There is uncertainty about when this will happen, but not about the features of the event. NIST notes that estimates range from a few years to several decades, with some experts thinking it is less than a decade. Meanwhile, big tech companies are keeping pace: IBM has announced progress that will aim for a “quantum advantage” by 2026 and fault-tolerant quantum computing by 2029[21]. China and other countries are also investing billions in quantum research, increasing future risk.
Faced with this time window, the cryptographic transition takes on critical importance.
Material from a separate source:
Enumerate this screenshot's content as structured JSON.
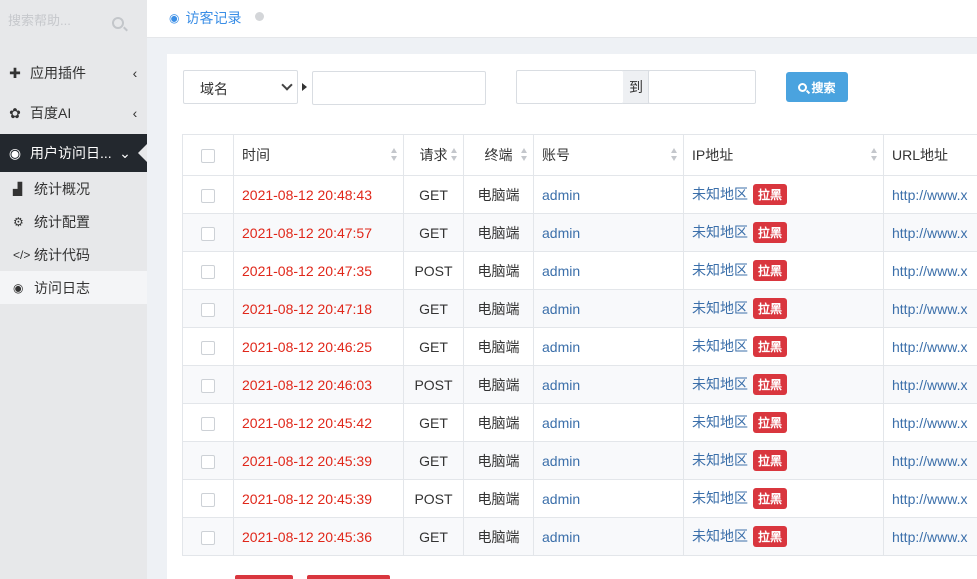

The European Union issued a recommendation (“roadmap”) in 2024 inviting Member States to migrate critical infrastructure to post-quantum cryptography (PQC) by 2030[22]. In particular, the adoption of hybrid schemes (combination of classical and post-quantum algorithms) is expected already in the initial transition[22]. ENISA points out that the migration will take years and that any delay amplifies the exposure: “we have to equip ourselves now” it warns, since quantum computers will make all current schemes insecure[19][23]. In short, the emergence of “Q-day” is not a question of if but when, and defenses must be implemented in advance to avoid ending up with a huge amount of sensitive data under fire[24][14].
The “Harvest Now, Decrypt Later” attack overturns the traditional perception of cybersecurity: the real question is no longer only whether data is safe today even in consideration of the possible breach without an immediate ransom demand but whether it will remain protected in the coming decades [24][13]. Independent cyber communities emphasize that the power in the digital sphere is increasingly distributed, and that networks of professionals can mobilize key knowledge. In this context, the defence cedes part of its value to collective training and the dissemination of secure algorithms. HNDL shows that every actor, public or private, must think about the safety of time. The implicit pact is clear: collecting data today means committing to protecting it in the future. In other words, today’s resilience becomes tomorrow’s secrecy.